Caetano da Providência Santos Diniz (DPSI – UEPA)1

[email protected]

RESUMO: A internet tem possibilitado o incremento das relações interpessoais de uma forma nunca

antes proporcionada por nenhuma outra tecnologia. A comunicação mediada pelo computador tem

ocupado um espaço cada vez maior no cotidiano, provocando mudanças nos hábitos e nas formas de seus

usuários interagirem. Entretanto, não obstante os diversos recursos como imagens, sons e vídeos, a língua

escrita constitui-se na base de uma interação que possibilita, além da comunicação de ideias e da auto

expressão, a abertura de um espaço para a identificação e a reflexão acerca de si.

PALAVRAS-CHAVES: Internet; Língua; Comunicação.

ABSTRACT: The internet has enabled the growth of interpersonal relationships in a way never before

provided by any other technology. The communication by computer has occupied an increasing space in

daily life, causing changes in the habits and ways of its users interact.
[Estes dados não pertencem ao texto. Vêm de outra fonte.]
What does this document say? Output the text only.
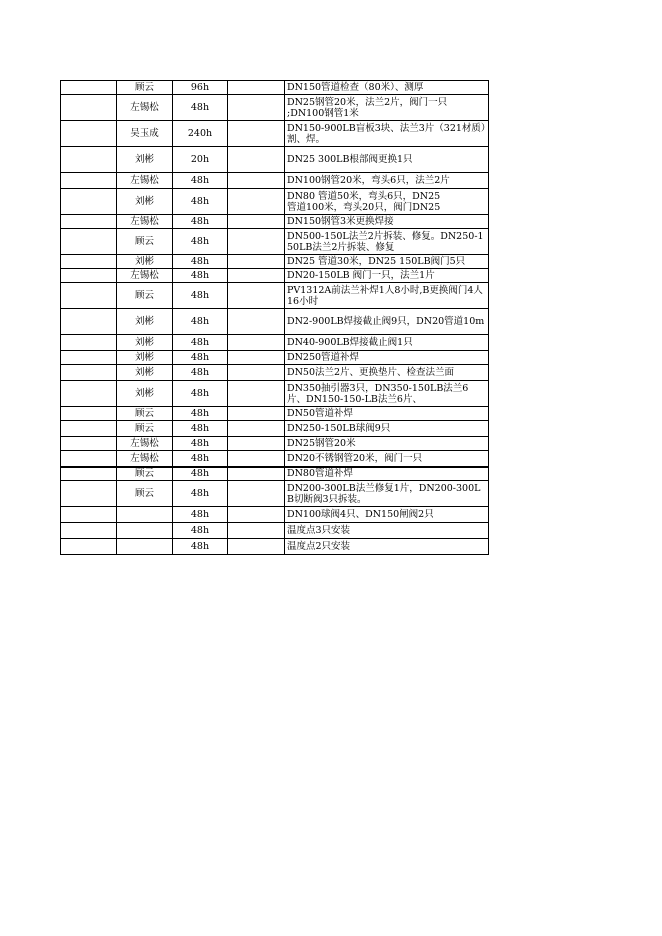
	顾云	96h		DN150管道检查（80米）、测厚
	左锡松	48h		DN25钢管20米，法兰2片，阀门一只
;DN100钢管1米
	吴玉成	240h		DN150-900LB盲板3块、法兰3片（321材质）割、焊。
	刘彬	20h		DN25 300LB根部阀更换1只
	左锡松	48h		DN100钢管20米，弯头6只，法兰2片
	刘彬	48h		DN80 管道50米，弯头6只，DN25
管道100米，弯头20只，阀门DN25
	左锡松	48h		DN150钢管3米更换焊接
	顾云	48h		DN500-150L法兰2片拆装、修复。DN250-150LB法兰2片拆装、修复
	刘彬	48h		DN25 管道30米，DN25 150LB阀门5只
	左锡松	48h		DN20-150LB 阀门一只，法兰1片
	顾云	48h		PV1312A前法兰补焊1人8小时,B更换阀门4人16小时
	刘彬	48h		DN2-900LB焊接截止阀9只，DN20管道10m
	刘彬	48h		DN40-900LB焊接截止阀1只
	刘彬	48h		DN250管道补焊
	刘彬	48h		DN50法兰2片、更换垫片、检查法兰面
	刘彬	48h		DN350抽引器3只，DN350-150LB法兰6片、DN150-150-LB法兰6片、
	顾云	48h		DN50管道补焊
	顾云	48h		DN250-150LB球阀9只
	左锡松	48h		DN25钢管20米
	左锡松	48h		DN20不锈钢管20米，阀门一只
	顾云	48h		DN80管道补焊
	顾云	48h		DN200-300LB法兰修复1片，DN200-300LB切断阀3只拆装。
		48h		DN100球阀4只、DN150闸阀2只
		48h		温度点3只安装
		48h		温度点2只安装
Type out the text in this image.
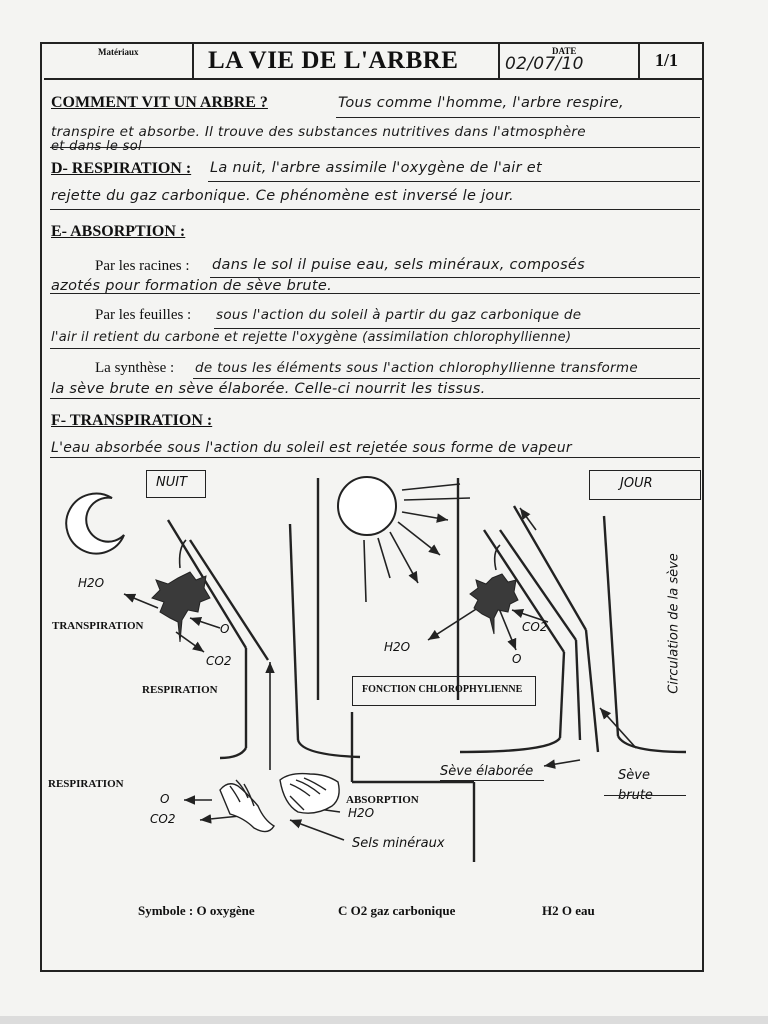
Matériaux	LA VIE DE L'ARBRE	DATE
02/07/10	1/1
COMMENT VIT UN ARBRE ?	Tous comme l'homme, l'arbre respire,
transpire et absorbe. Il trouve des substances nutritives dans l'atmosphère
et dans le sol
D- RESPIRATION : La nuit, l'arbre assimile l'oxygène de l'air et
rejette du gaz carbonique. Ce phénomène est inversé le jour.
E- ABSORPTION :
Par les racines : dans le sol il puise eau, sels minéraux, composés
azotés pour formation de sève brute.
Par les feuilles : sous l'action du soleil à partir du gaz carbonique de
l'air il retient du carbone et rejette l'oxygène (assimilation chlorophyllienne)
La synthèse : de tous les éléments sous l'action chlorophyllienne transforme
la sève brute en sève élaborée. Celle-ci nourrit les tissus.
F- TRANSPIRATION :
L'eau absorbée sous l'action du soleil est rejetée sous forme de vapeur
NUIT	JOUR
FONCTION CHLOROPHYLIENNE
H2O
TRANSPIRATION	O
CO2
RESPIRATION
RESPIRATION
O
CO2
ABSORPTION
H2O
Sels minéraux
H2O
CO2
O
Sève élaborée	Sève
brute
Circulation de la sève
Symbole : O oxygène	C O2 gaz carbonique	H2 O eau
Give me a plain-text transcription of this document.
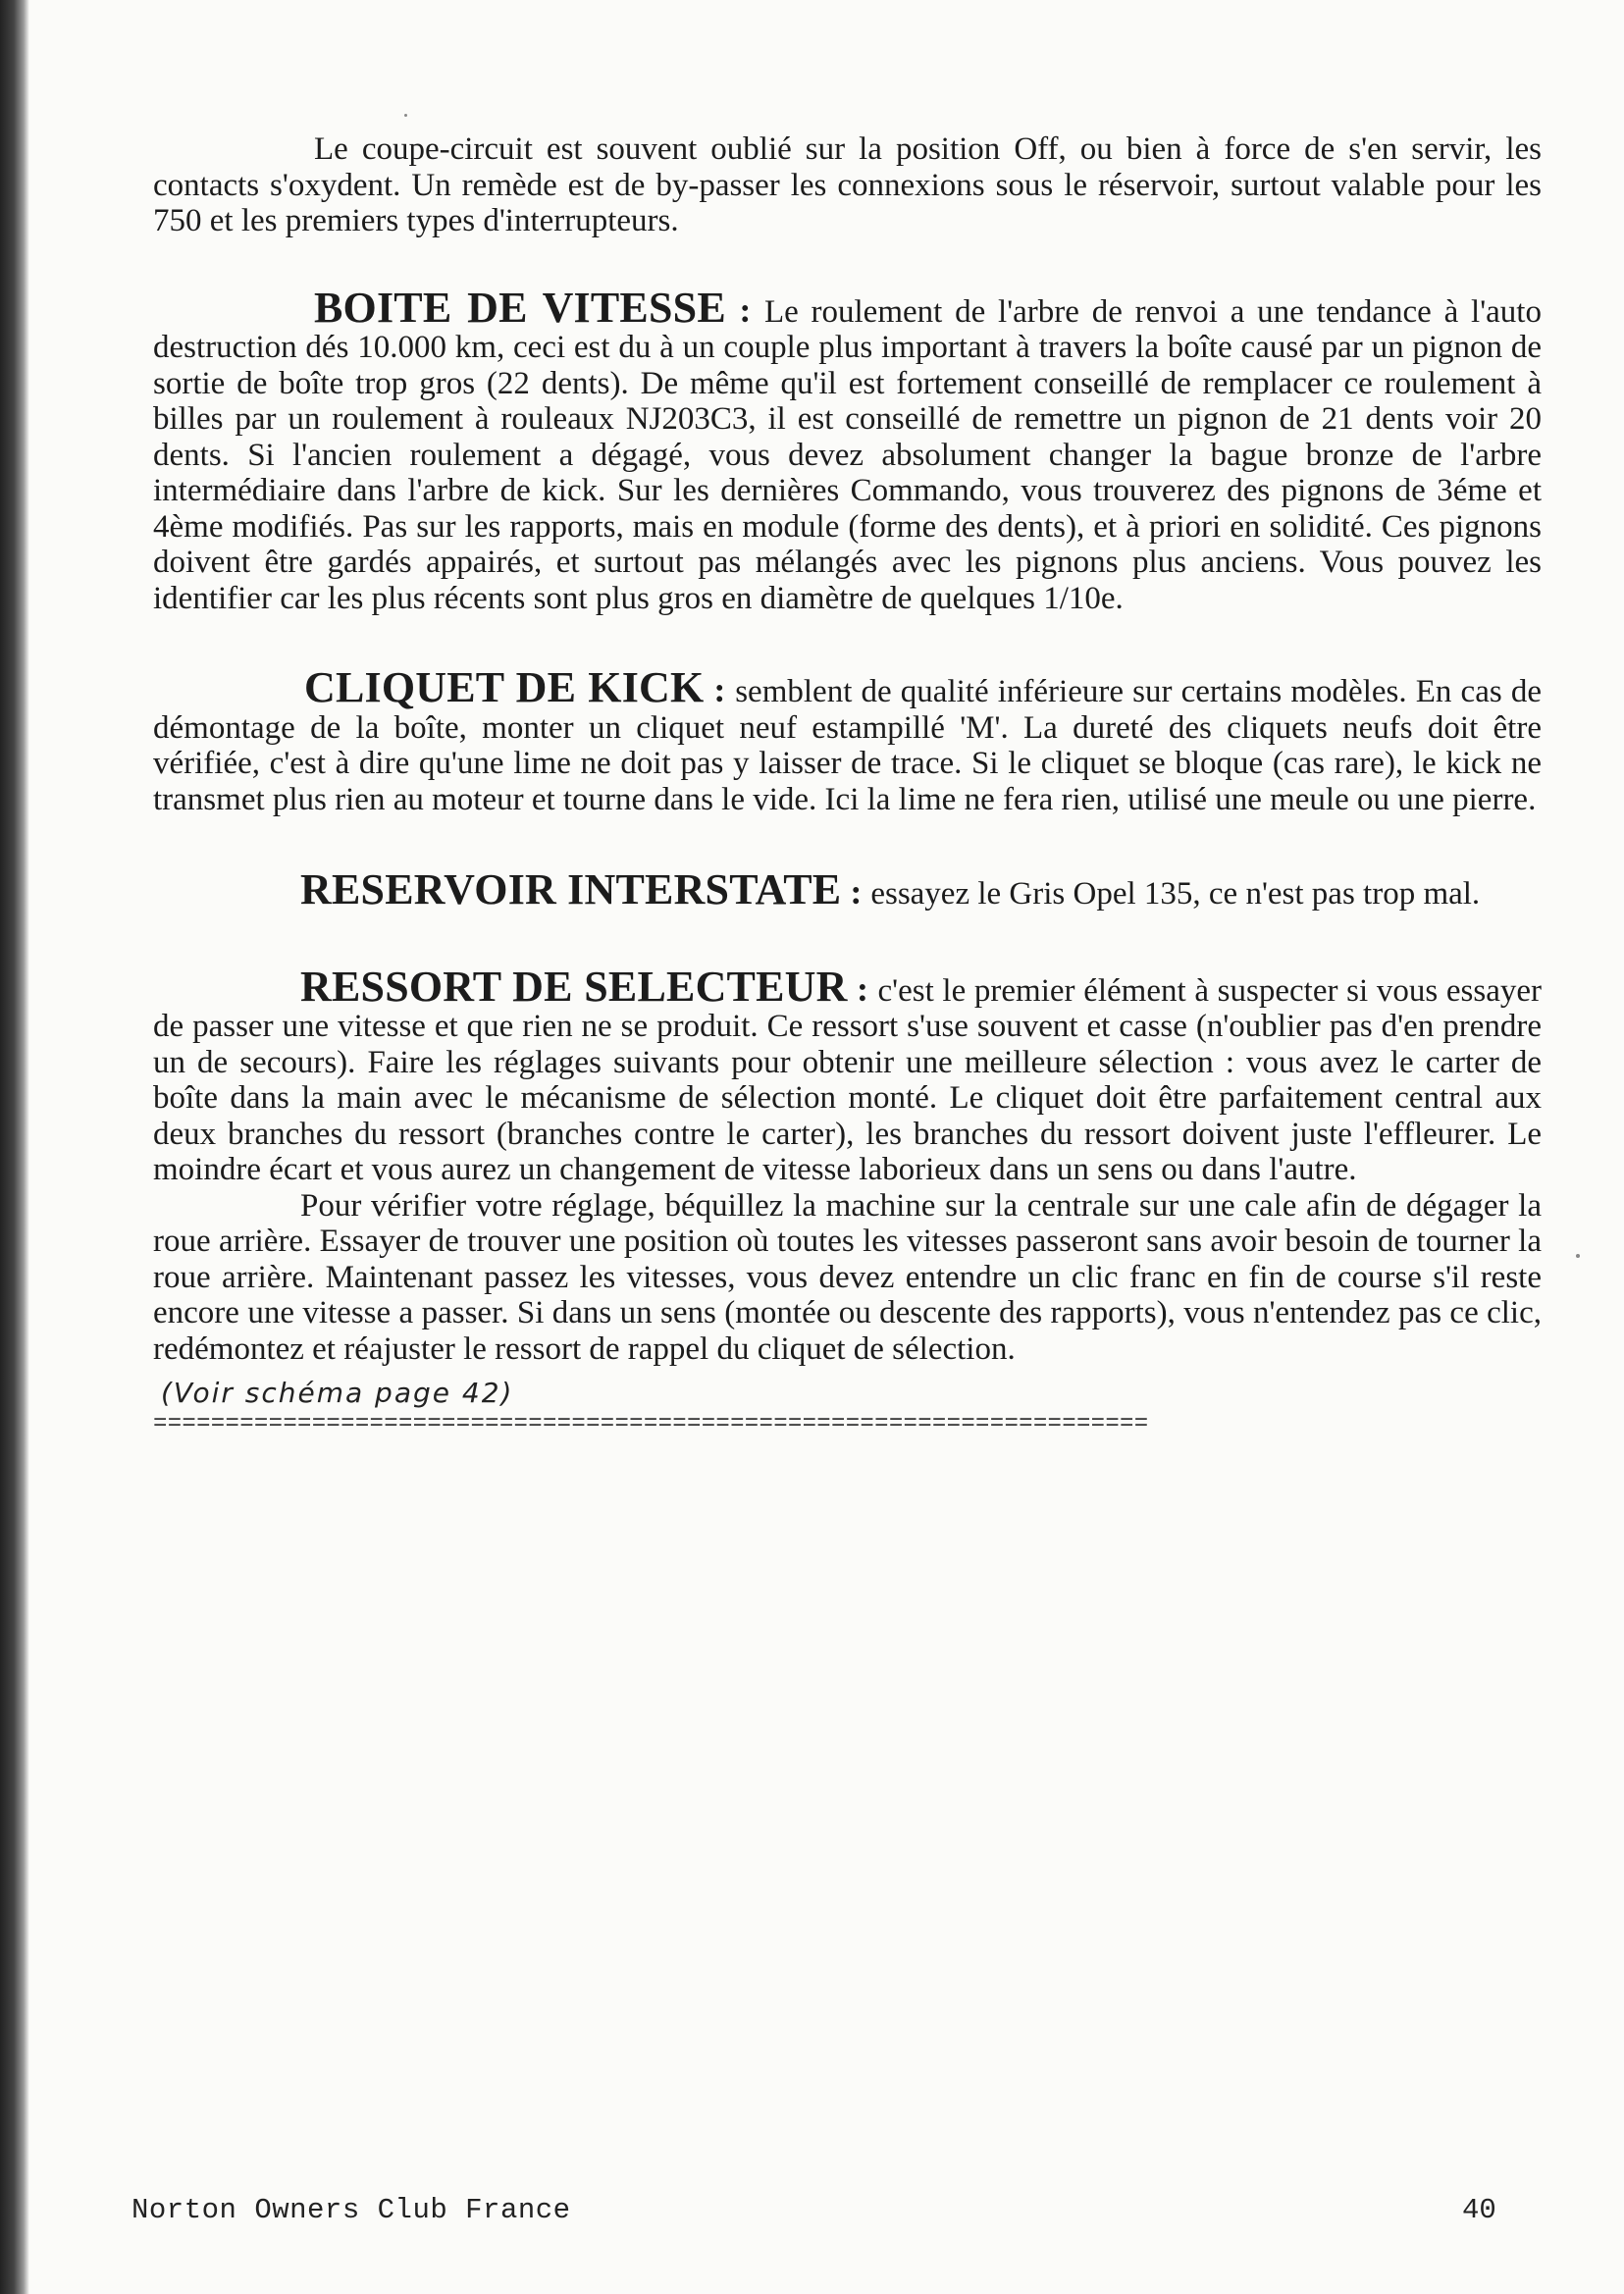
Le coupe-circuit est souvent oublié sur la position Off, ou bien à force de s'en servir, les contacts s'oxydent. Un remède est de by-passer les connexions sous le réservoir, surtout valable pour les 750 et les premiers types d'interrupteurs.

BOITE DE VITESSE : Le roulement de l'arbre de renvoi a une tendance à l'auto destruction dés 10.000 km, ceci est du à un couple plus important à travers la boîte causé par un pignon de sortie de boîte trop gros (22 dents). De même qu'il est fortement conseillé de remplacer ce roulement à billes par un roulement à rouleaux NJ203C3, il est conseillé de remettre un pignon de 21 dents voir 20 dents. Si l'ancien roulement a dégagé, vous devez absolument changer la bague bronze de l'arbre intermédiaire dans l'arbre de kick. Sur les dernières Commando, vous trouverez des pignons de 3éme et 4ème modifiés. Pas sur les rapports, mais en module (forme des dents), et à priori en solidité. Ces pignons doivent être gardés appairés, et surtout pas mélangés avec les pignons plus anciens. Vous pouvez les identifier car les plus récents sont plus gros en diamètre de quelques 1/10e.

CLIQUET DE KICK : semblent de qualité inférieure sur certains modèles. En cas de démontage de la boîte, monter un cliquet neuf estampillé 'M'. La dureté des cliquets neufs doit être vérifiée, c'est à dire qu'une lime ne doit pas y laisser de trace. Si le cliquet se bloque (cas rare), le kick ne transmet plus rien au moteur et tourne dans le vide. Ici la lime ne fera rien, utilisé une meule ou une pierre.

RESERVOIR INTERSTATE : essayez le Gris Opel 135, ce n'est pas trop mal.

RESSORT DE SELECTEUR : c'est le premier élément à suspecter si vous essayer de passer une vitesse et que rien ne se produit. Ce ressort s'use souvent et casse (n'oublier pas d'en prendre un de secours). Faire les réglages suivants pour obtenir une meilleure sélection : vous avez le carter de boîte dans la main avec le mécanisme de sélection monté. Le cliquet doit être parfaitement central aux deux branches du ressort (branches contre le carter), les branches du ressort doivent juste l'effleurer. Le moindre écart et vous aurez un changement de vitesse laborieux dans un sens ou dans l'autre.

Pour vérifier votre réglage, béquillez la machine sur la centrale sur une cale afin de dégager la roue arrière. Essayer de trouver une position où toutes les vitesses passeront sans avoir besoin de tourner la roue arrière. Maintenant passez les vitesses, vous devez entendre un clic franc en fin de course s'il reste encore une vitesse a passer. Si dans un sens (montée ou descente des rapports), vous n'entendez pas ce clic, redémontez et réajuster le ressort de rappel du cliquet de sélection.

(Voir schéma page 42)
=====================================================================
Norton Owners Club France	40
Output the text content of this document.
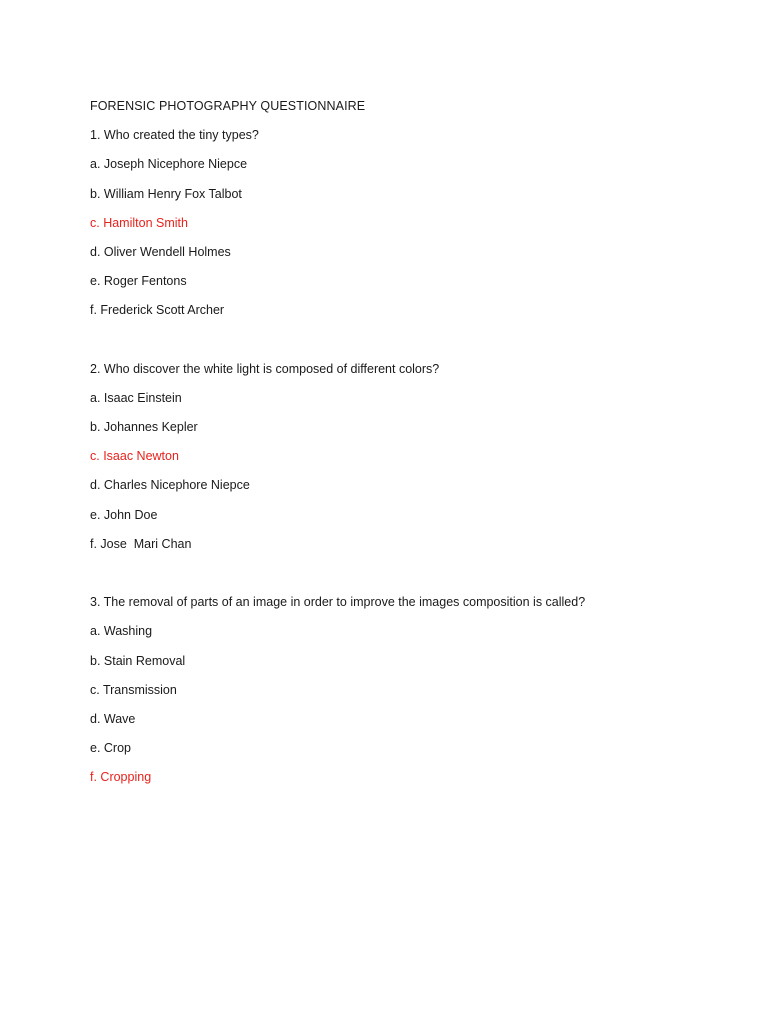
FORENSIC PHOTOGRAPHY QUESTIONNAIRE
1. Who created the tiny types?
a. Joseph Nicephore Niepce
b. William Henry Fox Talbot
c. Hamilton Smith
d. Oliver Wendell Holmes
e. Roger Fentons
f. Frederick Scott Archer
2. Who discover the white light is composed of different colors?
a. Isaac Einstein
b. Johannes Kepler
c. Isaac Newton
d. Charles Nicephore Niepce
e. John Doe
f. Jose  Mari Chan
3. The removal of parts of an image in order to improve the images composition is called?
a. Washing
b. Stain Removal
c. Transmission
d. Wave
e. Crop
f. Cropping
However, despite the various

resources like images, sounds and videos, the written language constitutes the basis of an interaction that

allows, besides the communication of ideas and self expression, opening a space for reflection on the

identification of himself.

KEY WORDS: Internet; Language; Communication

Introdução

A língua escrita em tempos de internet tem se constituído um importante meio

de comunicação e auto expressão, mesmo em tempos de multimídia como vídeo, som e

imagem. Talvez nunca na história da humanidade a escrita tem sido tão utilizada para o

fomento das relações interpessoais. A facilidade, a popularidade e a rapidez oferecidas

pela internet sem dúvida favorecem este fenômeno e abrem espaço para uma outra

utilização além da comunicação: a auto expressão em suas relações com os processos

subjetivos.

1 Professor Assistente I da Universidade do Estado do Pará, mestre em Psicologia pela UFPA.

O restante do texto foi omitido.